No había sido tan consciente de esa experiencia cuando nos sucede a muchos al mismo tiempo, cuando, como una maraña de luces navideñas, se van encendiendo una a una conforme llega el estímulo: un recuerdo, una memoria, un acorde que se te encaja en la mitad del cuerpo, una línea musical que te hace mover las manos, cerrar los ojos, llorar de emoción.
Y así van, una a una, encendiéndose todas las luces, removiéndose todos los cuerpos, por distintas razones, a diferentes ritmos, pero ocurre –porque siempre ocurre– ese momento en el que todas las piezas encajan, todas las luces iluminan juntas, todos respiramos sincronizados, estamos irremediablemente sostenidos por una misma energía.
Emana de la multitud una fina onda que responde a ritmos y silencios, que nos envuelve, que nos atrapa, si pudiéramos verla sería como una tela delgada (en mi mente, de color azul) que se extiende a la altura de nuestras cabezas.

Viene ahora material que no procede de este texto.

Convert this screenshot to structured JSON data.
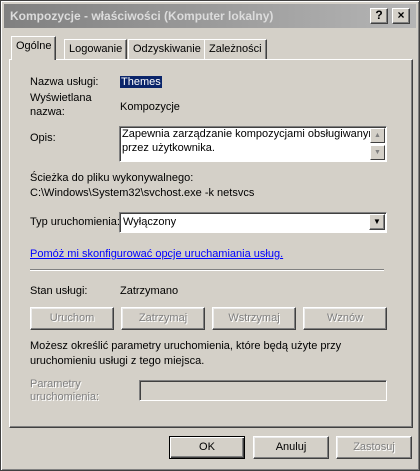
{
  "window": {
    "title": "Kompozycje - właściwości (Komputer lokalny)",
    "help_glyph": "?",
    "close_glyph": "×"
  },
  "tabs": [
    {
      "label": "Ogólne"
    },
    {
      "label": "Logowanie"
    },
    {
      "label": "Odzyskiwanie"
    },
    {
      "label": "Zależności"
    }
  ],
  "general": {
    "service_name_label": "Nazwa usługi:",
    "service_name_value": "Themes",
    "display_name_label_1": "Wyświetlana",
    "display_name_label_2": "nazwa:",
    "display_name_value": "Kompozycje",
    "description_label": "Opis:",
    "description_line_1": "Zapewnia zarządzanie kompozycjami obsługiwanymi",
    "description_line_2": "przez użytkownika.",
    "path_label": "Ścieżka do pliku wykonywalnego:",
    "path_value": "C:\\Windows\\System32\\svchost.exe -k netsvcs",
    "startup_type_label": "Typ uruchomienia:",
    "startup_type_value": "Wyłączony",
    "help_link": "Pomóż mi skonfigurować opcje uruchamiania usług.",
    "status_label": "Stan usługi:",
    "status_value": "Zatrzymano",
    "start_button": "Uruchom",
    "stop_button": "Zatrzymaj",
    "pause_button": "Wstrzymaj",
    "resume_button": "Wznów",
    "params_info_1": "Możesz określić parametry uruchomienia, które będą użyte przy",
    "params_info_2": "uruchomieniu usługi z tego miejsca.",
    "params_label_1": "Parametry",
    "params_label_2": "uruchomienia:",
    "params_value": ""
  },
  "footer": {
    "ok": "OK",
    "cancel": "Anuluj",
    "apply": "Zastosuj"
  }
}
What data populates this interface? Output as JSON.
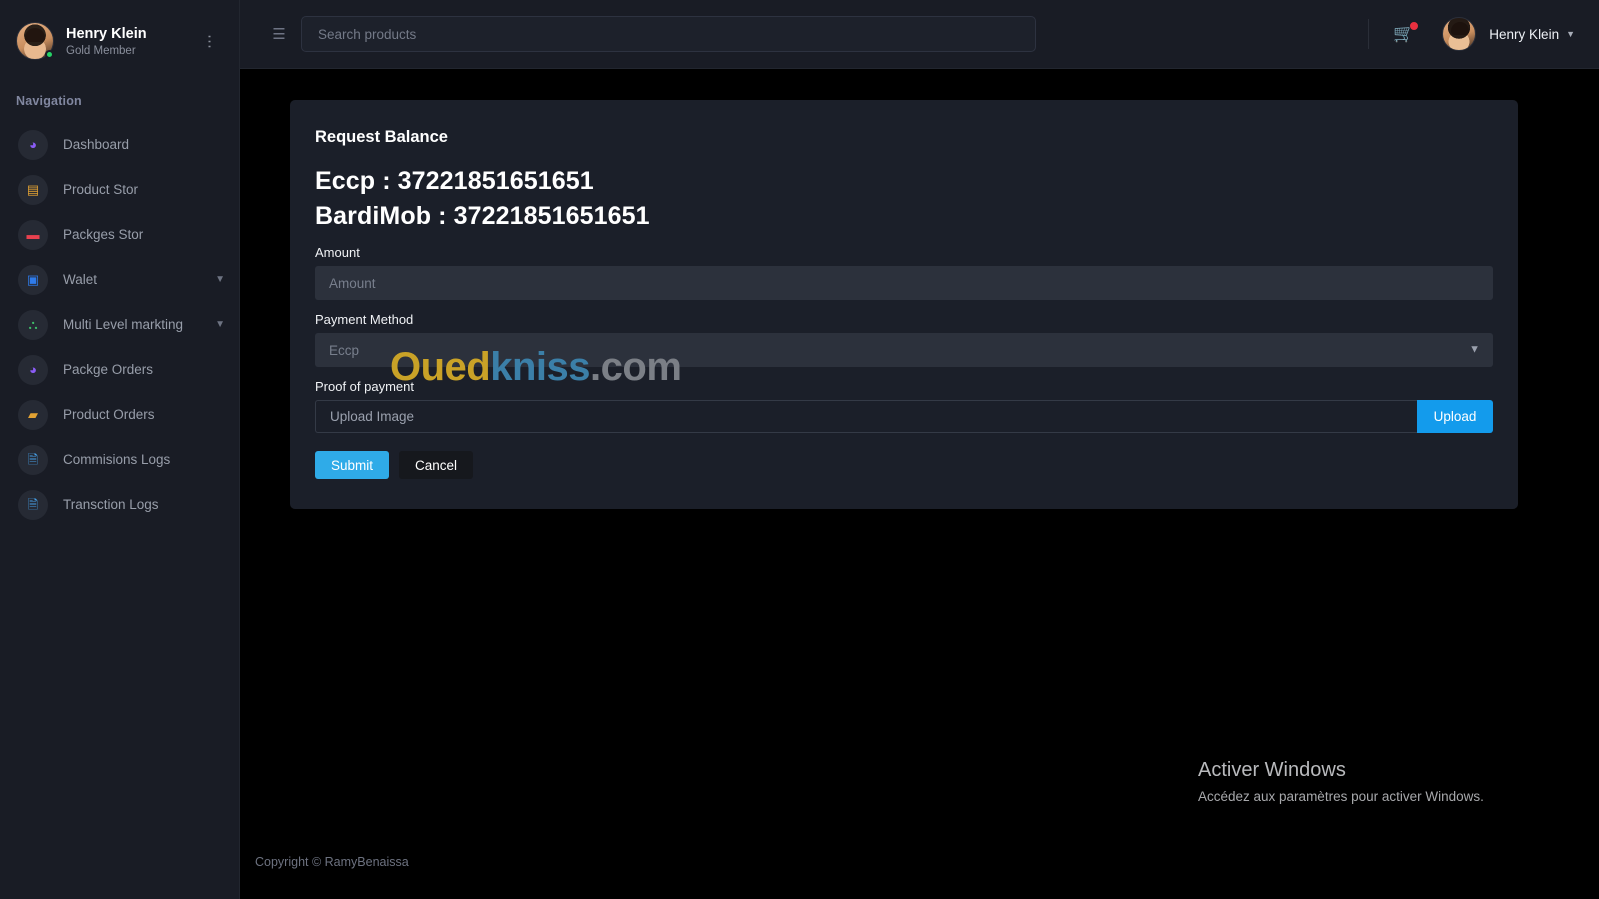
{
  "sidebar": {
    "profile": {
      "name": "Henry Klein",
      "role": "Gold Member",
      "menu_icon": "kebab-menu-icon",
      "avatar_icon": "user-avatar"
    },
    "nav_heading": "Navigation",
    "items": [
      {
        "label": "Dashboard",
        "icon": "speedometer-icon",
        "glyph": "◕",
        "color": "#8b5cf6",
        "has_chevron": false
      },
      {
        "label": "Product Stor",
        "icon": "store-icon",
        "glyph": "▤",
        "color": "#e2a233",
        "has_chevron": false
      },
      {
        "label": "Packges Stor",
        "icon": "card-icon",
        "glyph": "▬",
        "color": "#e8414f",
        "has_chevron": false
      },
      {
        "label": "Walet",
        "icon": "wallet-icon",
        "glyph": "▣",
        "color": "#2f7bea",
        "has_chevron": true
      },
      {
        "label": "Multi Level markting",
        "icon": "network-icon",
        "glyph": "⛬",
        "color": "#3fbf6a",
        "has_chevron": true
      },
      {
        "label": "Packge Orders",
        "icon": "speedometer-icon",
        "glyph": "◕",
        "color": "#8b5cf6",
        "has_chevron": false
      },
      {
        "label": "Product Orders",
        "icon": "truck-icon",
        "glyph": "▰",
        "color": "#e2a233",
        "has_chevron": false
      },
      {
        "label": "Commisions Logs",
        "icon": "document-icon",
        "glyph": "🗎",
        "color": "#46a0e8",
        "has_chevron": false
      },
      {
        "label": "Transction Logs",
        "icon": "document-icon",
        "glyph": "🗎",
        "color": "#46a0e8",
        "has_chevron": false
      }
    ]
  },
  "topbar": {
    "menu_toggle_icon": "hamburger-icon",
    "search": {
      "placeholder": "Search products",
      "value": ""
    },
    "cart_icon": "shopping-cart-icon",
    "cart_badge": "",
    "user": {
      "name": "Henry Klein",
      "caret_icon": "caret-down-icon"
    }
  },
  "card": {
    "title": "Request Balance",
    "accounts": [
      "Eccp : 37221851651651",
      "BardiMob : 37221851651651"
    ],
    "amount": {
      "label": "Amount",
      "placeholder": "Amount",
      "value": ""
    },
    "payment_method": {
      "label": "Payment Method",
      "selected": "Eccp",
      "options": [
        "Eccp",
        "BardiMob"
      ],
      "chevron_icon": "chevron-down-icon"
    },
    "proof": {
      "label": "Proof of payment",
      "placeholder": "Upload Image",
      "value": "",
      "upload_button": "Upload"
    },
    "buttons": {
      "submit": "Submit",
      "cancel": "Cancel"
    }
  },
  "watermark": {
    "part1": "Oued",
    "part2": "kniss",
    "part3": ".com"
  },
  "activate_windows": {
    "title": "Activer Windows",
    "subtitle": "Accédez aux paramètres pour activer Windows."
  },
  "footer": {
    "copyright": "Copyright © RamyBenaissa"
  },
  "colors": {
    "accent_blue": "#2fabe8",
    "upload_blue": "#139bec",
    "sidebar_bg": "#191c25",
    "card_bg": "#1b1f29",
    "page_bg": "#000000",
    "badge_red": "#e8303f",
    "online_green": "#25d366"
  }
}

Es un campo magnético que vibra en un solo pulso, un trance que dura lo que dura un concierto, pero que se interna en cada célula y permanece ahí para siempre. La música nunca es solo eso, es siempre mucho más.
Es mayormente el pasado que vuelve en oleadas y nos encuentra en el presente, y choca como el agua cuando toca la roca. Es un tren de recuerdos que se agolpan, pero que también van cambiando. Cada nueva experiencia nos permite reescribir ese recuerdo, dotarlo de un sentido y significado nuevo y diferente. El cuerpo aprende nuevas formas de sentir, nuevas memorias que llamar.
Personas saltando, gritando, cantando al unísono de maneras tan diversas, en tonos diferentes, pero nunca se escucha una sola persona, pareciera una sola gran voz que emerge desde las entrañas de una masa llamada público, que finalmente solo es una cosa: energía en estado puro.
O un silencio cuando no te quedaron palabras, solo queda el cuerpo intentando procesar lo que acaba de pasarle por encima, lo que se le ha metido a través de los poros después de que se ha levantado cada pelo.
El fin de semana pasado me llené de tantas energías distintas, pero me quedo con la emoción que me hizo llorar al final de mi jornada de domingo: Björk, el que a mi juicio ha sido el mejor concierto del año. Compartí fotos de los encuentros con amigas y amigos, lo que sentí lo dejaré para mí porque no hay forma gráfica de expresarlo, aunque hice el intento de ponerlo en algunas palabras.